18. Modification to Terms
18.1 Strategy4IT reserves the right to modify the terms and conditions of this Agreement or its policies relating to the Service at any time, effective upon posting of an updated version of this Agreement on the Service. You are responsible for regularly reviewing this Agreement. Continued use of the Service after any such changes shall constitute your consent to such change.
19.1 This agreement and the relationship between Strategy4IT and Customer shall be interpreted in accordance, and governed by the laws of the United Kingdom. The United Nations Convention of the International Sales of Goods shall not have any application to this agreement.
19.2 All payment, billing and renewal terms are governed under UK Consumer Law.
20. Entire Agreement
20.1 This Agreement, together with any applicable attachments, comprises the entire agreement between Customer and Strategy4IT and supersedes all prior or contemporaneous negotiations, discussions or agreements, whether written or oral, between the parties regarding the subject matter contained herein.

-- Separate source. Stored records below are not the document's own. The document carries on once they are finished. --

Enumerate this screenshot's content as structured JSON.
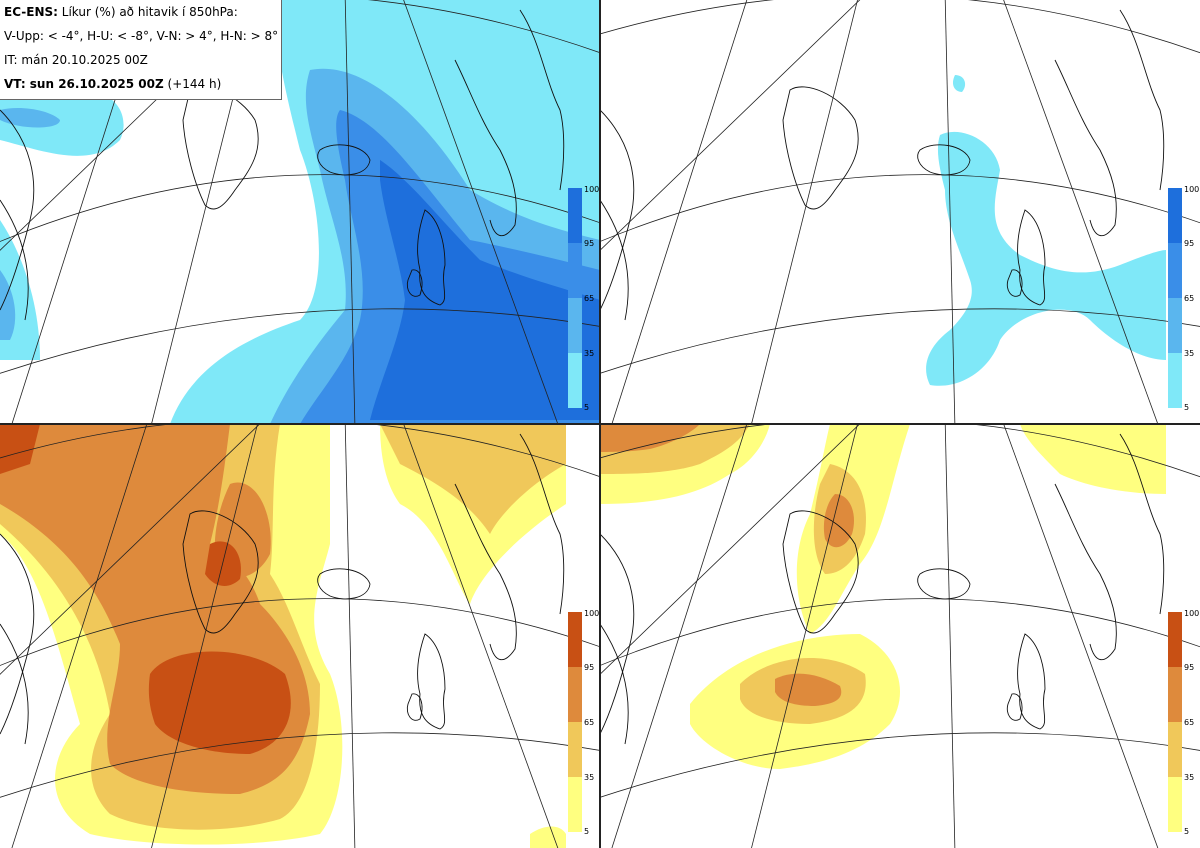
{
  "legend": {
    "model": "EC-ENS:",
    "title": "Líkur (%) að hitavik í 850hPa:",
    "criteria": "V-Upp: < -4°, H-U: < -8°, V-N: > 4°, H-N: > 8°",
    "init_time": "IT: mán 20.10.2025 00Z",
    "valid_label": "VT: sun 26.10.2025 00Z",
    "valid_lead": "(+144 h)"
  },
  "colorbars": {
    "cold": {
      "ticks": [
        "100",
        "95",
        "65",
        "35",
        "5"
      ],
      "colors": [
        "#1e6fdc",
        "#3a8ee8",
        "#5ab6ee",
        "#7fe8f8"
      ]
    },
    "warm": {
      "ticks": [
        "100",
        "95",
        "65",
        "35",
        "5"
      ],
      "colors": [
        "#c85014",
        "#de8a3c",
        "#f0c85a",
        "#ffff80"
      ]
    }
  },
  "panels": [
    {
      "name": "V-Upp",
      "variable": "cold",
      "threshold": "< -4°"
    },
    {
      "name": "H-U",
      "variable": "cold",
      "threshold": "< -8°"
    },
    {
      "name": "V-N",
      "variable": "warm",
      "threshold": "> 4°"
    },
    {
      "name": "H-N",
      "variable": "warm",
      "threshold": "> 8°"
    }
  ]
}
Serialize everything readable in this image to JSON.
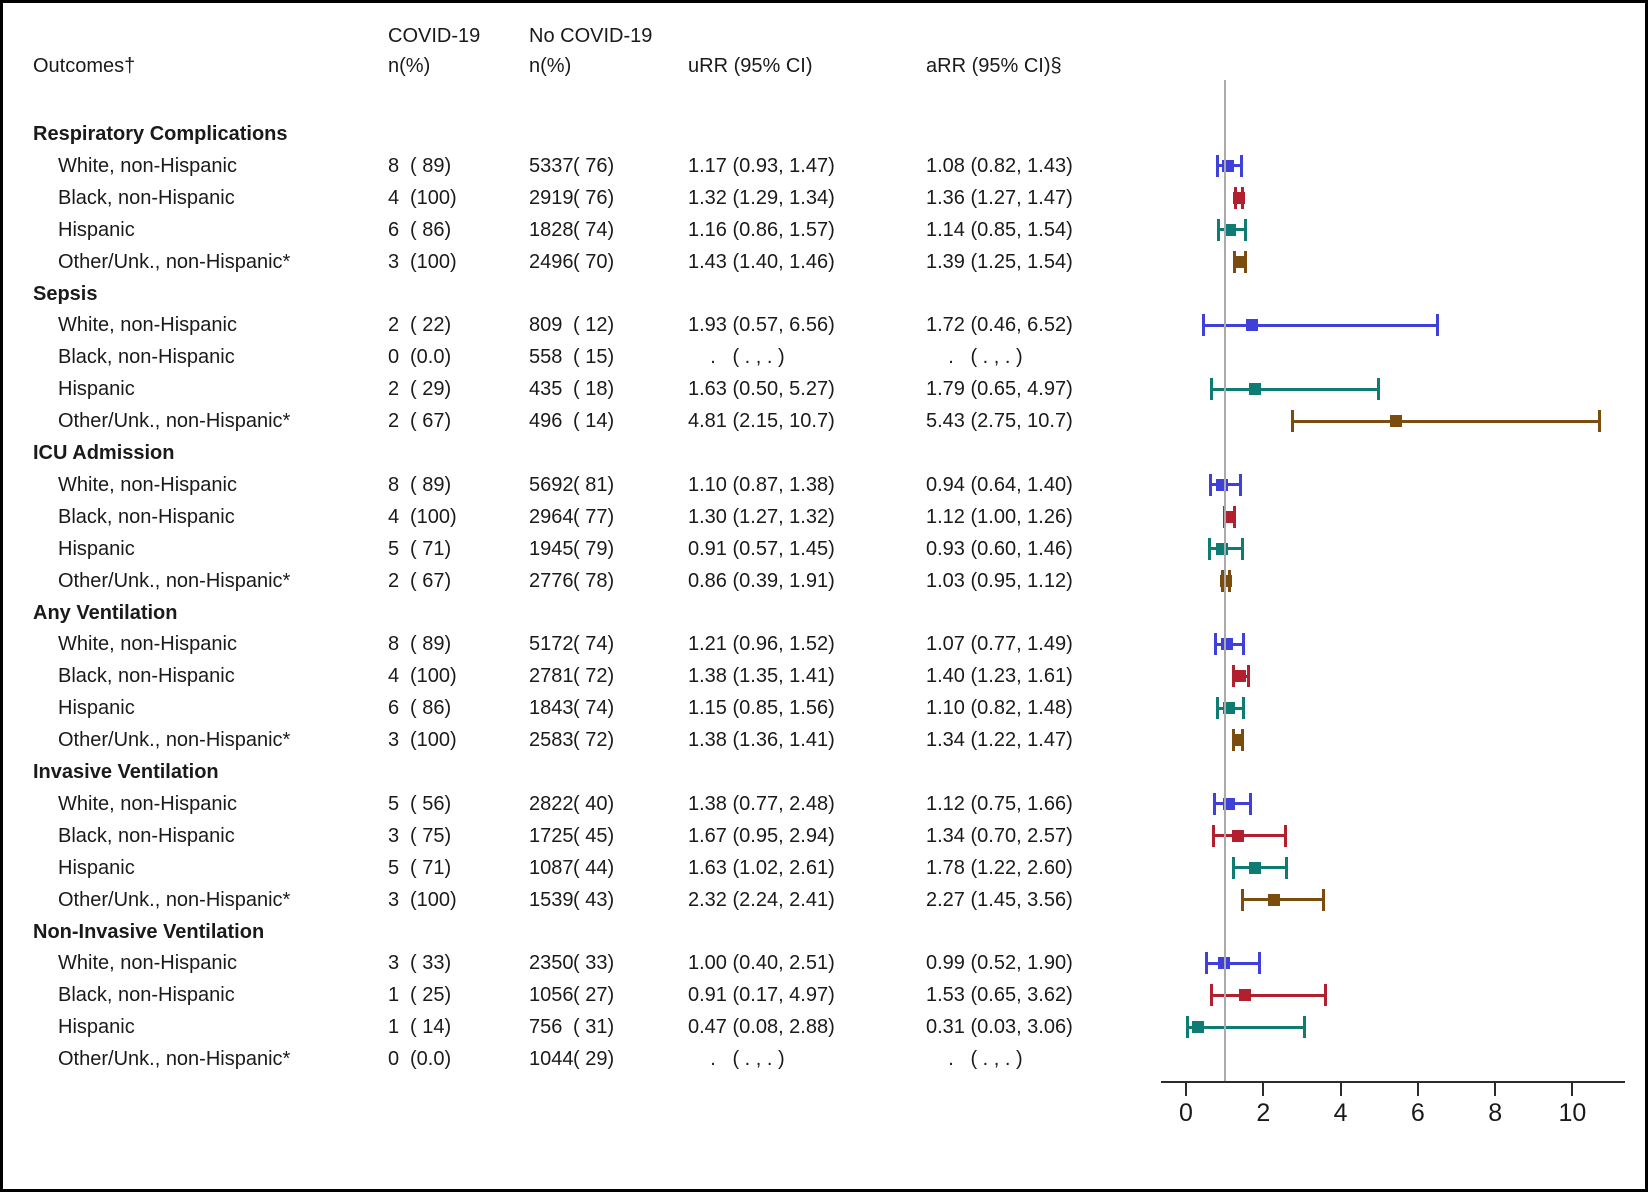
{
  "header": {
    "outcomes": "Outcomes†",
    "covid_line1": "COVID-19",
    "covid_line2": "n(%)",
    "nocovid_line1": "No COVID-19",
    "nocovid_line2": "n(%)",
    "urr": "uRR (95% CI)",
    "arr": "aRR (95% CI)§"
  },
  "colors": {
    "white_nh": "#3f3fd9",
    "black_nh": "#b22030",
    "hispanic": "#0e7c72",
    "other_nh": "#7a4d0f",
    "ref_line": "#ababab",
    "axis": "#2b2b2b"
  },
  "missing_value_text": "    .   ( . , . )",
  "chart_data": {
    "type": "forest",
    "plotted_measure": "aRR (95% CI)",
    "ref_value": 1,
    "axis": {
      "ticks": [
        0,
        2,
        4,
        6,
        8,
        10
      ],
      "xlim_px_note": "linear scale 0-10, grid off, single gray reference line at 1"
    },
    "sections": [
      {
        "label": "Respiratory Complications",
        "rows": [
          {
            "label": "White, non-Hispanic",
            "group": "white_nh",
            "covid_n": "8",
            "covid_pct": "( 89)",
            "nocovid_n": "5337",
            "nocovid_pct": "( 76)",
            "urr": "1.17 (0.93, 1.47)",
            "arr": "1.08 (0.82, 1.43)",
            "est": 1.08,
            "lo": 0.82,
            "hi": 1.43
          },
          {
            "label": "Black, non-Hispanic",
            "group": "black_nh",
            "covid_n": "4",
            "covid_pct": "(100)",
            "nocovid_n": "2919",
            "nocovid_pct": "( 76)",
            "urr": "1.32 (1.29, 1.34)",
            "arr": "1.36 (1.27, 1.47)",
            "est": 1.36,
            "lo": 1.27,
            "hi": 1.47
          },
          {
            "label": "Hispanic",
            "group": "hispanic",
            "covid_n": "6",
            "covid_pct": "( 86)",
            "nocovid_n": "1828",
            "nocovid_pct": "( 74)",
            "urr": "1.16 (0.86, 1.57)",
            "arr": "1.14 (0.85, 1.54)",
            "est": 1.14,
            "lo": 0.85,
            "hi": 1.54
          },
          {
            "label": "Other/Unk., non-Hispanic*",
            "group": "other_nh",
            "covid_n": "3",
            "covid_pct": "(100)",
            "nocovid_n": "2496",
            "nocovid_pct": "( 70)",
            "urr": "1.43 (1.40, 1.46)",
            "arr": "1.39 (1.25, 1.54)",
            "est": 1.39,
            "lo": 1.25,
            "hi": 1.54
          }
        ]
      },
      {
        "label": "Sepsis",
        "rows": [
          {
            "label": "White, non-Hispanic",
            "group": "white_nh",
            "covid_n": "2",
            "covid_pct": "( 22)",
            "nocovid_n": "809",
            "nocovid_pct": "( 12)",
            "urr": "1.93 (0.57, 6.56)",
            "arr": "1.72 (0.46, 6.52)",
            "est": 1.72,
            "lo": 0.46,
            "hi": 6.52
          },
          {
            "label": "Black, non-Hispanic",
            "group": "black_nh",
            "covid_n": "0",
            "covid_pct": "(0.0)",
            "nocovid_n": "558",
            "nocovid_pct": "( 15)",
            "urr": null,
            "arr": null,
            "est": null,
            "lo": null,
            "hi": null
          },
          {
            "label": "Hispanic",
            "group": "hispanic",
            "covid_n": "2",
            "covid_pct": "( 29)",
            "nocovid_n": "435",
            "nocovid_pct": "( 18)",
            "urr": "1.63 (0.50, 5.27)",
            "arr": "1.79 (0.65, 4.97)",
            "est": 1.79,
            "lo": 0.65,
            "hi": 4.97
          },
          {
            "label": "Other/Unk., non-Hispanic*",
            "group": "other_nh",
            "covid_n": "2",
            "covid_pct": "( 67)",
            "nocovid_n": "496",
            "nocovid_pct": "( 14)",
            "urr": "4.81 (2.15, 10.7)",
            "arr": "5.43 (2.75, 10.7)",
            "est": 5.43,
            "lo": 2.75,
            "hi": 10.7
          }
        ]
      },
      {
        "label": "ICU Admission",
        "rows": [
          {
            "label": "White, non-Hispanic",
            "group": "white_nh",
            "covid_n": "8",
            "covid_pct": "( 89)",
            "nocovid_n": "5692",
            "nocovid_pct": "( 81)",
            "urr": "1.10 (0.87, 1.38)",
            "arr": "0.94 (0.64, 1.40)",
            "est": 0.94,
            "lo": 0.64,
            "hi": 1.4
          },
          {
            "label": "Black, non-Hispanic",
            "group": "black_nh",
            "covid_n": "4",
            "covid_pct": "(100)",
            "nocovid_n": "2964",
            "nocovid_pct": "( 77)",
            "urr": "1.30 (1.27, 1.32)",
            "arr": "1.12 (1.00, 1.26)",
            "est": 1.12,
            "lo": 1.0,
            "hi": 1.26
          },
          {
            "label": "Hispanic",
            "group": "hispanic",
            "covid_n": "5",
            "covid_pct": "( 71)",
            "nocovid_n": "1945",
            "nocovid_pct": "( 79)",
            "urr": "0.91 (0.57, 1.45)",
            "arr": "0.93 (0.60, 1.46)",
            "est": 0.93,
            "lo": 0.6,
            "hi": 1.46
          },
          {
            "label": "Other/Unk., non-Hispanic*",
            "group": "other_nh",
            "covid_n": "2",
            "covid_pct": "( 67)",
            "nocovid_n": "2776",
            "nocovid_pct": "( 78)",
            "urr": "0.86 (0.39, 1.91)",
            "arr": "1.03 (0.95, 1.12)",
            "est": 1.03,
            "lo": 0.95,
            "hi": 1.12
          }
        ]
      },
      {
        "label": "Any Ventilation",
        "rows": [
          {
            "label": "White, non-Hispanic",
            "group": "white_nh",
            "covid_n": "8",
            "covid_pct": "( 89)",
            "nocovid_n": "5172",
            "nocovid_pct": "( 74)",
            "urr": "1.21 (0.96, 1.52)",
            "arr": "1.07 (0.77, 1.49)",
            "est": 1.07,
            "lo": 0.77,
            "hi": 1.49
          },
          {
            "label": "Black, non-Hispanic",
            "group": "black_nh",
            "covid_n": "4",
            "covid_pct": "(100)",
            "nocovid_n": "2781",
            "nocovid_pct": "( 72)",
            "urr": "1.38 (1.35, 1.41)",
            "arr": "1.40 (1.23, 1.61)",
            "est": 1.4,
            "lo": 1.23,
            "hi": 1.61
          },
          {
            "label": "Hispanic",
            "group": "hispanic",
            "covid_n": "6",
            "covid_pct": "( 86)",
            "nocovid_n": "1843",
            "nocovid_pct": "( 74)",
            "urr": "1.15 (0.85, 1.56)",
            "arr": "1.10 (0.82, 1.48)",
            "est": 1.1,
            "lo": 0.82,
            "hi": 1.48
          },
          {
            "label": "Other/Unk., non-Hispanic*",
            "group": "other_nh",
            "covid_n": "3",
            "covid_pct": "(100)",
            "nocovid_n": "2583",
            "nocovid_pct": "( 72)",
            "urr": "1.38 (1.36, 1.41)",
            "arr": "1.34 (1.22, 1.47)",
            "est": 1.34,
            "lo": 1.22,
            "hi": 1.47
          }
        ]
      },
      {
        "label": "Invasive Ventilation",
        "rows": [
          {
            "label": "White, non-Hispanic",
            "group": "white_nh",
            "covid_n": "5",
            "covid_pct": "( 56)",
            "nocovid_n": "2822",
            "nocovid_pct": "( 40)",
            "urr": "1.38 (0.77, 2.48)",
            "arr": "1.12 (0.75, 1.66)",
            "est": 1.12,
            "lo": 0.75,
            "hi": 1.66
          },
          {
            "label": "Black, non-Hispanic",
            "group": "black_nh",
            "covid_n": "3",
            "covid_pct": "( 75)",
            "nocovid_n": "1725",
            "nocovid_pct": "( 45)",
            "urr": "1.67 (0.95, 2.94)",
            "arr": "1.34 (0.70, 2.57)",
            "est": 1.34,
            "lo": 0.7,
            "hi": 2.57
          },
          {
            "label": "Hispanic",
            "group": "hispanic",
            "covid_n": "5",
            "covid_pct": "( 71)",
            "nocovid_n": "1087",
            "nocovid_pct": "( 44)",
            "urr": "1.63 (1.02, 2.61)",
            "arr": "1.78 (1.22, 2.60)",
            "est": 1.78,
            "lo": 1.22,
            "hi": 2.6
          },
          {
            "label": "Other/Unk., non-Hispanic*",
            "group": "other_nh",
            "covid_n": "3",
            "covid_pct": "(100)",
            "nocovid_n": "1539",
            "nocovid_pct": "( 43)",
            "urr": "2.32 (2.24, 2.41)",
            "arr": "2.27 (1.45, 3.56)",
            "est": 2.27,
            "lo": 1.45,
            "hi": 3.56
          }
        ]
      },
      {
        "label": "Non-Invasive Ventilation",
        "rows": [
          {
            "label": "White, non-Hispanic",
            "group": "white_nh",
            "covid_n": "3",
            "covid_pct": "( 33)",
            "nocovid_n": "2350",
            "nocovid_pct": "( 33)",
            "urr": "1.00 (0.40, 2.51)",
            "arr": "0.99 (0.52, 1.90)",
            "est": 0.99,
            "lo": 0.52,
            "hi": 1.9
          },
          {
            "label": "Black, non-Hispanic",
            "group": "black_nh",
            "covid_n": "1",
            "covid_pct": "( 25)",
            "nocovid_n": "1056",
            "nocovid_pct": "( 27)",
            "urr": "0.91 (0.17, 4.97)",
            "arr": "1.53 (0.65, 3.62)",
            "est": 1.53,
            "lo": 0.65,
            "hi": 3.62
          },
          {
            "label": "Hispanic",
            "group": "hispanic",
            "covid_n": "1",
            "covid_pct": "( 14)",
            "nocovid_n": "756",
            "nocovid_pct": "( 31)",
            "urr": "0.47 (0.08, 2.88)",
            "arr": "0.31 (0.03, 3.06)",
            "est": 0.31,
            "lo": 0.03,
            "hi": 3.06
          },
          {
            "label": "Other/Unk., non-Hispanic*",
            "group": "other_nh",
            "covid_n": "0",
            "covid_pct": "(0.0)",
            "nocovid_n": "1044",
            "nocovid_pct": "( 29)",
            "urr": null,
            "arr": null,
            "est": null,
            "lo": null,
            "hi": null
          }
        ]
      }
    ]
  }
}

21.1 A determination that any provision of this Agreement is invalid, illegal or unenforceable shall not affect the enforceability of any other provision. In the event that any provision of this Agreement is determined to be invalid, illegal or unenforceable, such provision shall be deemed restated, in accordance with applicable law, to reflect as nearly as possible the original intentions of the parties, and the remainder of this Agreement shall be in full force and effect.